(Conditional) independence tests
Fisher-z
Perform an independence test using Fisher-z’s test [fisherz]. This test is optimal for linear-Gaussian data.
Parameters test
data: data matrices.
X, Y and condition_set: data matrices of size number_of_samples * dimensionality.
correlation_matrix: correlation matrix; None means without the parameter of correlation matrix.
Returns
p: the p-value of the test.
- fisherz
Fisher, Ronald A. “On the’probable error’of a coefficient of correlation deduced from a small sample.” Metron 1 (1921): 1-32.

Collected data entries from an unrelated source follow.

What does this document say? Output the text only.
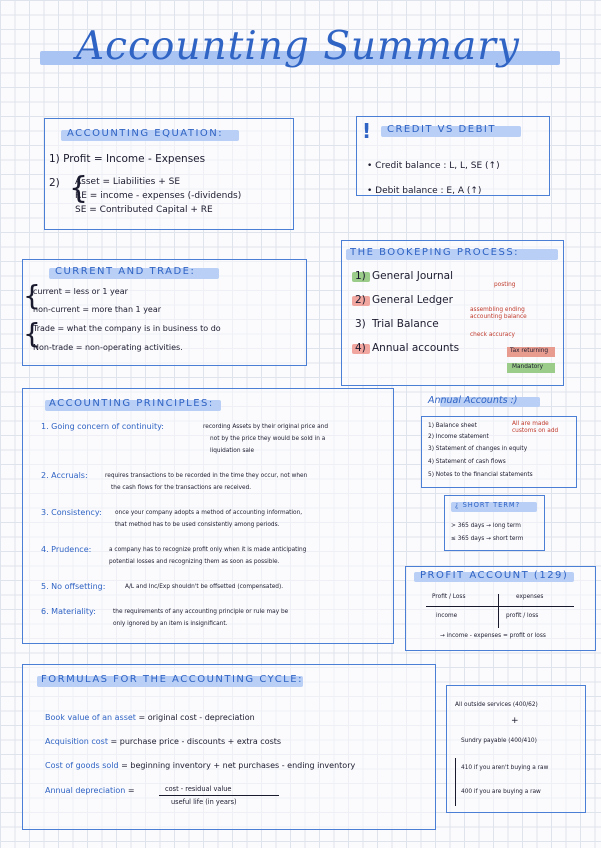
Accounting Summary
ACCOUNTING EQUATION:
1) Profit = Income - Expenses
2) {
Asset = Liabilities + SE
RE = income - expenses (-dividends)
SE = Contributed Capital + RE
! CREDIT VS DEBIT
• Credit balance : L, L, SE (↑)
• Debit balance : E, A (↑)
CURRENT AND TRADE:
{
current = less or 1 year
non-current = more than 1 year
{
Trade = what the company is in business to do
Non-trade = non-operating activities.
THE BOOKEPING PROCESS:
1) General Journal
2) General Ledger
3) Trial Balance
4) Annual accounts
posting
assembling ending accounting balance
check accuracy
Tax returning
Mandatory
Annual Accounts :)
1) Balance sheet
2) Income statement
3) Statement of changes in equity
4) Statement of cash flows
5) Notes to the financial statements
All are made customs on add
ACCOUNTING PRINCIPLES:
1. Going concern of continuity:	recording Assets by their original price and
not by the price they would be sold in a
liquidation sale
2. Accruals:	requires transactions to be recorded in the time they occur, not when
the cash flows for the transactions are received.
3. Consistency: once your company adopts a method of accounting information,
that method has to be used consistently among periods.
4. Prudence:	a company has to recognize profit only when it is made anticipating
potential losses and recognizing them as soon as possible.
5. No offsetting:	A/L and Inc/Exp shouldn't be offsetted (compensated).
6. Materiality:	the requirements of any accounting principle or rule may be
only ignored by an item is insignificant.
¿ SHORT TERM?
> 365 days → long term
≤ 365 days → short term
PROFIT ACCOUNT (129)
Profit / Loss	expenses
income	profit / loss
→ income - expenses = profit or loss
FORMULAS FOR THE ACCOUNTING CYCLE:
Book value of an asset = original cost - depreciation
Acquisition cost = purchase price - discounts + extra costs
Cost of goods sold = beginning inventory + net purchases - ending inventory
Annual depreciation =	cost - residual value
useful life (in years)
All outside services (400/62)
+
Sundry payable (400/410)
410 if you aren't buying a raw
400 if you are buying a raw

Missing-value Fisher-z test
Perform a testwise-deletion Fisher-z independence test to data sets with missing values. With testwise-deletion, the test makes use of all data points that do not have missing values for the variables involved in the test.
Parameters
mvdata: data with missing values.
X, Y and condition_set: data matrices of size number_of_samples * dimensionality.
Returns
p: the p-value of the test.
Chi-Square test
Perform an independence test on discrete variables using Chi-Square test.
Parameters
data: data matrices.
X, Y and condition_set: data matrices of size number_of_samples * dimensionality.

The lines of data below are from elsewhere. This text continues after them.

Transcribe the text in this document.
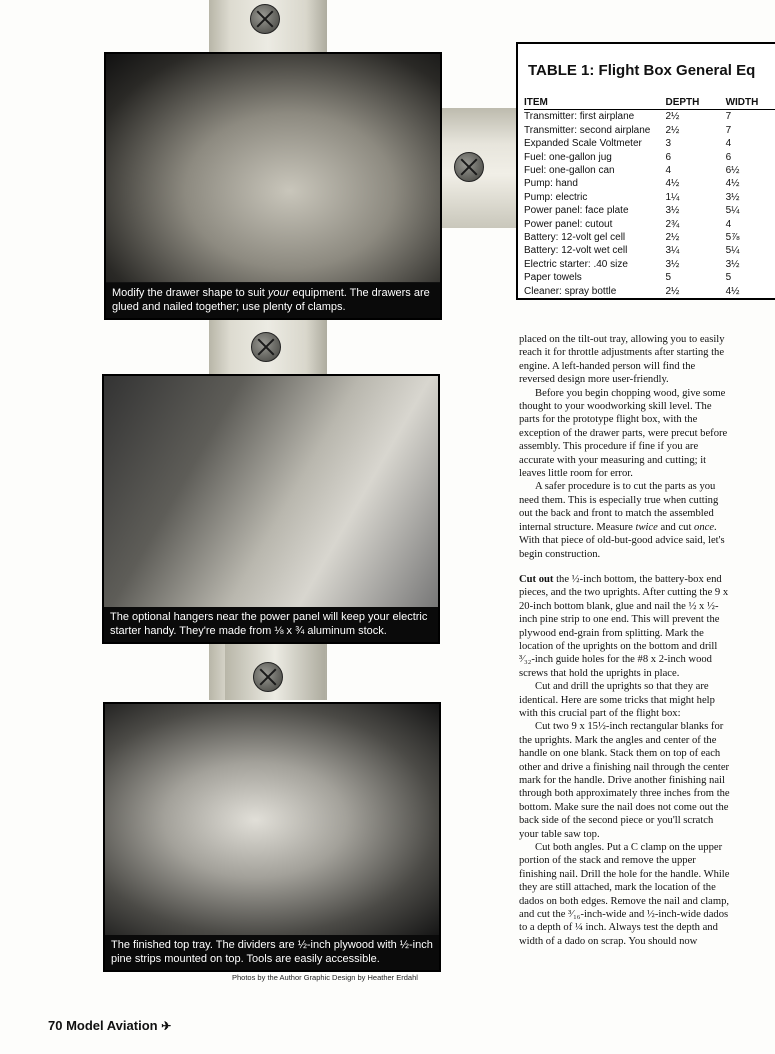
Modify the drawer shape to suit your equipment. The drawers are glued and nailed together; use plenty of clamps.
TABLE 1: Flight Box General Eq
ITEM	DEPTH	WIDTH
Transmitter: first airplane	2½	7
Transmitter: second airplane	2½	7
Expanded Scale Voltmeter	3	4
Fuel: one-gallon jug	6	6
Fuel: one-gallon can	4	6½
Pump: hand	4½	4½
Pump: electric	1¼	3½
Power panel: face plate	3½	5¼
Power panel: cutout	2¾	4
Battery: 12-volt gel cell	2½	5⅞
Battery: 12-volt wet cell	3¼	5¼
Electric starter: .40 size	3½	3½
Paper towels	5	5
Cleaner: spray bottle	2½	4½
The optional hangers near the power panel will keep your electric starter handy. They're made from ⅛ x ¾ aluminum stock.
The finished top tray. The dividers are ½-inch plywood with ½-inch pine strips mounted on top. Tools are easily accessible.
Photos by the Author Graphic Design by Heather Erdahl

placed on the tilt-out tray, allowing you to easily reach it for throttle adjustments after starting the engine. A left-handed person will find the reversed design more user-friendly.

Before you begin chopping wood, give some thought to your woodworking skill level. The parts for the prototype flight box, with the exception of the drawer parts, were precut before assembly. This procedure if fine if you are accurate with your measuring and cutting; it leaves little room for error.

A safer procedure is to cut the parts as you need them. This is especially true when cutting out the back and front to match the assembled internal structure. Measure twice and cut once. With that piece of old-but-good advice said, let's begin construction.

Cut out the ½-inch bottom, the battery-box end pieces, and the two uprights. After cutting the 9 x 20-inch bottom blank, glue and nail the ½ x ½-inch pine strip to one end. This will prevent the plywood end-grain from splitting. Mark the location of the uprights on the bottom and drill ³⁄₃₂-inch guide holes for the #8 x 2-inch wood screws that hold the uprights in place.

Cut and drill the uprights so that they are identical. Here are some tricks that might help with this crucial part of the flight box:

Cut two 9 x 15½-inch rectangular blanks for the uprights. Mark the angles and center of the handle on one blank. Stack them on top of each other and drive a finishing nail through the center mark for the handle. Drive another finishing nail through both approximately three inches from the bottom. Make sure the nail does not come out the back side of the second piece or you'll scratch your table saw top.

Cut both angles. Put a C clamp on the upper portion of the stack and remove the upper finishing nail. Drill the hole for the handle. While they are still attached, mark the location of the dados on both edges. Remove the nail and clamp, and cut the ³⁄₁₆-inch-wide and ½-inch-wide dados to a depth of ¼ inch. Always test the depth and width of a dado on scrap. You should now

70 Model Aviation ✈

- G_sq: True means using G-Square test;
False means using Chi-Square test.
Returns
p: the p-value of the test.
Kernel-based conditional independence (KCI) test and independence test
Kernel-based conditional independence (KCI) test and independence test. To test if x and y are conditionally or unconditionally independent on Z. For unconditional independence tests, Z is set to the empty set.
Parameters
X, Y and Z: data matrices of size number_of_samples * dimensionality. Z could be None.

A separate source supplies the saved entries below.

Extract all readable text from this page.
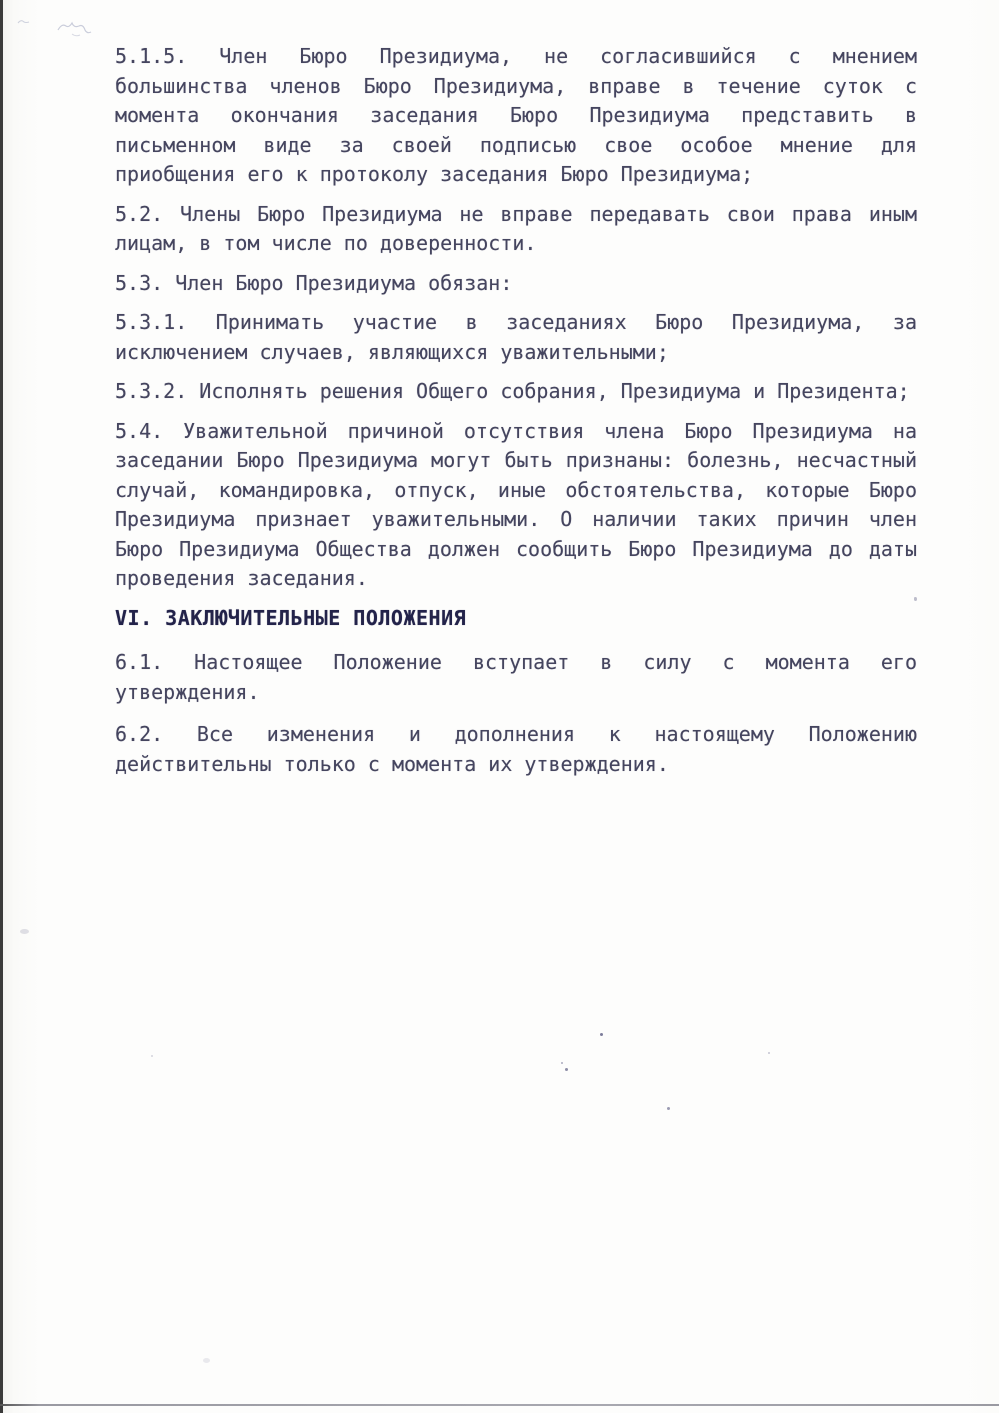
5.1.5. Член Бюро Президиума, не согласившийся с мнением большинства членов Бюро Президиума, вправе в течение суток с момента окончания заседания Бюро Президиума представить в письменном виде за своей подписью свое особое мнение для приобщения его к протоколу заседания Бюро Президиума;

5.2. Члены Бюро Президиума не вправе передавать свои права иным лицам, в том числе по доверенности.

5.3. Член Бюро Президиума обязан:

5.3.1. Принимать участие в заседаниях Бюро Президиума, за исключением случаев, являющихся уважительными;

5.3.2. Исполнять решения Общего собрания, Президиума и Президента;

5.4. Уважительной причиной отсутствия члена Бюро Президиума на заседании Бюро Президиума могут быть признаны: болезнь, несчастный случай, командировка, отпуск, иные обстоятельства, которые Бюро Президиума признает уважительными. О наличии таких причин член Бюро Президиума Общества должен сообщить Бюро Президиума до даты проведения заседания.

VI. ЗАКЛЮЧИТЕЛЬНЫЕ ПОЛОЖЕНИЯ

6.1. Настоящее Положение вступает в силу с момента его утверждения.

6.2. Все изменения и дополнения к настоящему Положению действительны только с момента их утверждения.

KernelX/Y/Z: [‘GaussianKernel’, ‘LinearKernel’, ‘PolynomialKernel’]. (For ‘PolynomialKernel’, the default degree is 2. Currently, users can change it by setting the ‘degree’ of ‘class PolynomialKernel()’.
Returns
p_val: the p value.
- KCI
Zhang, Kun, et al. “Kernel-based conditional independence test and application in causal discovery.” UAI. 2011.
G-Square test
Perform an independence test using G-Square test [gSquare]. This test is based on the log likelihood ratio test.
Parameters
data: data matrices.
X, Y and condition_set: data matrices of size number_of_samples * dimensionality.
G_sq: True means using G-Square test; False means using Chi-Square test.
Returns
p: the p-value of the test
- gSquare
Tsamardinos, Ioannis, Laura E. Brown, and Constantin F. Aliferis. “The max-min hill-climbing Bayesian network structure learning algorithm.” Machine learning 65.1 (2006): 31-78.